Through five previewed episodes, or half the season, the jury remains out on that last part. Yet the series boasts such a handsome look and impressive cast and creative pedigree –produced by J.J. Abrams and “Get Out’s” Jordan Peele, and adapted from Matt Ruff’s novel by Misha Green (“Underground”) — it earns the benefit of the doubt.
What defines “Lovecraft Country” and initially sets it apart is the 1950s Jim Crow-era backdrop, filtering issues of racism and inequality through those years. Within that setting, the series keeps changing shapes, starting out as a quest before morphing into different styles, from a haunted-house-type episode to an adventure with almost a “National Treasure” feel to it.

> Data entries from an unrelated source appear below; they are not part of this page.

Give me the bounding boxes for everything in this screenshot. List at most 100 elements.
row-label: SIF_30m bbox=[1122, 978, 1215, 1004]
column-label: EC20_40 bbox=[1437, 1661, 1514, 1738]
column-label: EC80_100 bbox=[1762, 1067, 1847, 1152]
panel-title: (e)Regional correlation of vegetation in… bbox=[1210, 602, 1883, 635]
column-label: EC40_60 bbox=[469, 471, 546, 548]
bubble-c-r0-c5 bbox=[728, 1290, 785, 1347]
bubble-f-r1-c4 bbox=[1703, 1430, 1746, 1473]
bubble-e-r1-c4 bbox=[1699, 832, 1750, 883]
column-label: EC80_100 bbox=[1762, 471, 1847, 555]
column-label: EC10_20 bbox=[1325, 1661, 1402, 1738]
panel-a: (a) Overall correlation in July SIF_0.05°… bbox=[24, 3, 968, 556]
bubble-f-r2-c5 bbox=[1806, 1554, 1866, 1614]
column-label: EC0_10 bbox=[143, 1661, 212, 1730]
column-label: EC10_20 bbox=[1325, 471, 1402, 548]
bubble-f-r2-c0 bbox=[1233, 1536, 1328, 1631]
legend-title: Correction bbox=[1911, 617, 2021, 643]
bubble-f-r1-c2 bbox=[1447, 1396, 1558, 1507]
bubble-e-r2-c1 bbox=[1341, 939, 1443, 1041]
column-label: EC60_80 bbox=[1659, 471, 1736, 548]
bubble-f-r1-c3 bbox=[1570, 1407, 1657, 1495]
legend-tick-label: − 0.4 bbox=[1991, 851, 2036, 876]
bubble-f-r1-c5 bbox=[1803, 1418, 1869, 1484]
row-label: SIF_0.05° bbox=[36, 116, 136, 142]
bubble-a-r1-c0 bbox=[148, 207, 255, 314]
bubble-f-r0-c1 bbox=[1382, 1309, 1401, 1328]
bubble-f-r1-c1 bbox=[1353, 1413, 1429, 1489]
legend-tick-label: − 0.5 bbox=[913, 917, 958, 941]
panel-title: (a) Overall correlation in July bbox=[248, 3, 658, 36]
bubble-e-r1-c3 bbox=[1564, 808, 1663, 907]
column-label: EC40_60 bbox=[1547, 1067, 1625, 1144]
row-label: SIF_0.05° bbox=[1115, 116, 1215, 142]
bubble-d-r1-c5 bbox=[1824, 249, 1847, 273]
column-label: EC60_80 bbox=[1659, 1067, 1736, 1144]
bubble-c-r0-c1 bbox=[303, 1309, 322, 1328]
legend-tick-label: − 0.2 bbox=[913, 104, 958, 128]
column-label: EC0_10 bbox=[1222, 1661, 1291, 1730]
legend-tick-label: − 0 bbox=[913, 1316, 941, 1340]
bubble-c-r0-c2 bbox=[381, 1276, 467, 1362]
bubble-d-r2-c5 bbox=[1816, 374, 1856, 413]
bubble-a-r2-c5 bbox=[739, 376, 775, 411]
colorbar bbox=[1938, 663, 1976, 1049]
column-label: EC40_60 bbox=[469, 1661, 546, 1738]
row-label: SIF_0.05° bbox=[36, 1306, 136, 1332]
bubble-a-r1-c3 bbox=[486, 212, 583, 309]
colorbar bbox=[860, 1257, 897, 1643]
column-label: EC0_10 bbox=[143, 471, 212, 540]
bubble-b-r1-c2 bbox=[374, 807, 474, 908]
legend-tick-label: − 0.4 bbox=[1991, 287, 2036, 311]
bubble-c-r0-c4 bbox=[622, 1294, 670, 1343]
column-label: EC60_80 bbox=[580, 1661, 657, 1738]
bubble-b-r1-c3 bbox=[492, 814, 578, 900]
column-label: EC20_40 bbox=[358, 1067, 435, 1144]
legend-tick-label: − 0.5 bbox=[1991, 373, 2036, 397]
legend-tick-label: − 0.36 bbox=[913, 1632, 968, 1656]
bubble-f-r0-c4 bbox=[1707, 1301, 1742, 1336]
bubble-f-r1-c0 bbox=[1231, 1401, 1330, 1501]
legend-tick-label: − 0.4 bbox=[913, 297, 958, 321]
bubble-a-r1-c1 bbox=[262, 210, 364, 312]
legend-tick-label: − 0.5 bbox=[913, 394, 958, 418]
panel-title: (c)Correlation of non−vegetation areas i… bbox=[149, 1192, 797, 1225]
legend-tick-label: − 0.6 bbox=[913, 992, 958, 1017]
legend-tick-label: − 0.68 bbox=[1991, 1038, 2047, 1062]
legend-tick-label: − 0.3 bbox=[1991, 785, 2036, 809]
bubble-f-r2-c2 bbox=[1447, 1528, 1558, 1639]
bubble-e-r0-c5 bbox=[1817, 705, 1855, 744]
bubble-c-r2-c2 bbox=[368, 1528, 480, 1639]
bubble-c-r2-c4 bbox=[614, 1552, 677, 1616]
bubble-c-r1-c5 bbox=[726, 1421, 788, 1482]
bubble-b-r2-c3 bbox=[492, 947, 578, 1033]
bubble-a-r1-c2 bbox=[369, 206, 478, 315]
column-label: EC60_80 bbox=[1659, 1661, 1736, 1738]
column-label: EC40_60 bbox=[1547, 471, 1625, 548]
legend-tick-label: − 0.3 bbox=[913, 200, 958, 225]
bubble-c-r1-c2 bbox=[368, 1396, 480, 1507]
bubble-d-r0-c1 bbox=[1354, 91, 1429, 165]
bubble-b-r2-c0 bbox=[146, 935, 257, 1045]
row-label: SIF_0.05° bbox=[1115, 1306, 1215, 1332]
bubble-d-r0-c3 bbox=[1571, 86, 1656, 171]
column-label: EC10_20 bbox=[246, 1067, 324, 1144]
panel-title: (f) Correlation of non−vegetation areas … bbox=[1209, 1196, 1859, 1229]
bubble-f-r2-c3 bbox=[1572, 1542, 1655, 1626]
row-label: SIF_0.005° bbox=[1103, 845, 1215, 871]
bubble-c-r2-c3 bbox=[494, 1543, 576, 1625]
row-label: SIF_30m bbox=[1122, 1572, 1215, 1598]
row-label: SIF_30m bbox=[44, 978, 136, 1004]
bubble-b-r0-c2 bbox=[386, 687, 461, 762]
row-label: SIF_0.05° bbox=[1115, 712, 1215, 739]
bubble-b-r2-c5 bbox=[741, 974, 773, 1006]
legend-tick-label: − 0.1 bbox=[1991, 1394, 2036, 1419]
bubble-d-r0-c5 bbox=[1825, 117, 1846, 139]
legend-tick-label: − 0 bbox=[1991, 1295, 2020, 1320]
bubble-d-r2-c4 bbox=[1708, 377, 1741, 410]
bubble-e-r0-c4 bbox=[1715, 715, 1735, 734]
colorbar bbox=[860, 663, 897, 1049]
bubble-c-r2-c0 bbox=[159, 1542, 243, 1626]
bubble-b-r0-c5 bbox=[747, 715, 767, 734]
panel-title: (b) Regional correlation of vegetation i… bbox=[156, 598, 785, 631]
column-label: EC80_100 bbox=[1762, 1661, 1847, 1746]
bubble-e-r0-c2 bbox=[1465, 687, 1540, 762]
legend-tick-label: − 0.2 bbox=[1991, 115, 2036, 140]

At the center of it all is Atticus (Jonathan Majors), a Korean War veteran who returns home to Chicago looking for his father (“The Wire’s” Michael Kenneth Williams), who has gone missing. Accompanied by childhood friend Letitia (Jurnee Smollett) and his uncle George (Courtney B. Vance), the trio embark on a trip through segregated America — a perilous journey in the best of times, but one that turns out to be fraught with supernatural twists.
Atticus, as it turns out, is well-schooled in science fiction, as an avid reader of such artifacts as Edgar Rice Burroughs’ John Carter novels; still, nothing in his fictional pursuits could prepare him for the threats they’ll face.
The show cleverly plays with conventions of the genre, while employing more familiar tricks — like the enticing twists that close episodes, designed to pull the audience into the next hour.
That’s half the battle, but as HBO has demonstrated, no assurance of winning the war, especially with a concept this opaque. At least initially, credit “Lovecraft Country” with offering solid incentives to stick around, and a welcome, thought-provoking diversion at a time when it’s harder to, well, get out.
“Lovecraft Country” premieres Aug. 16 at 9 p.m. on HBO, which, like CNN, is a unit of WarnerMedia.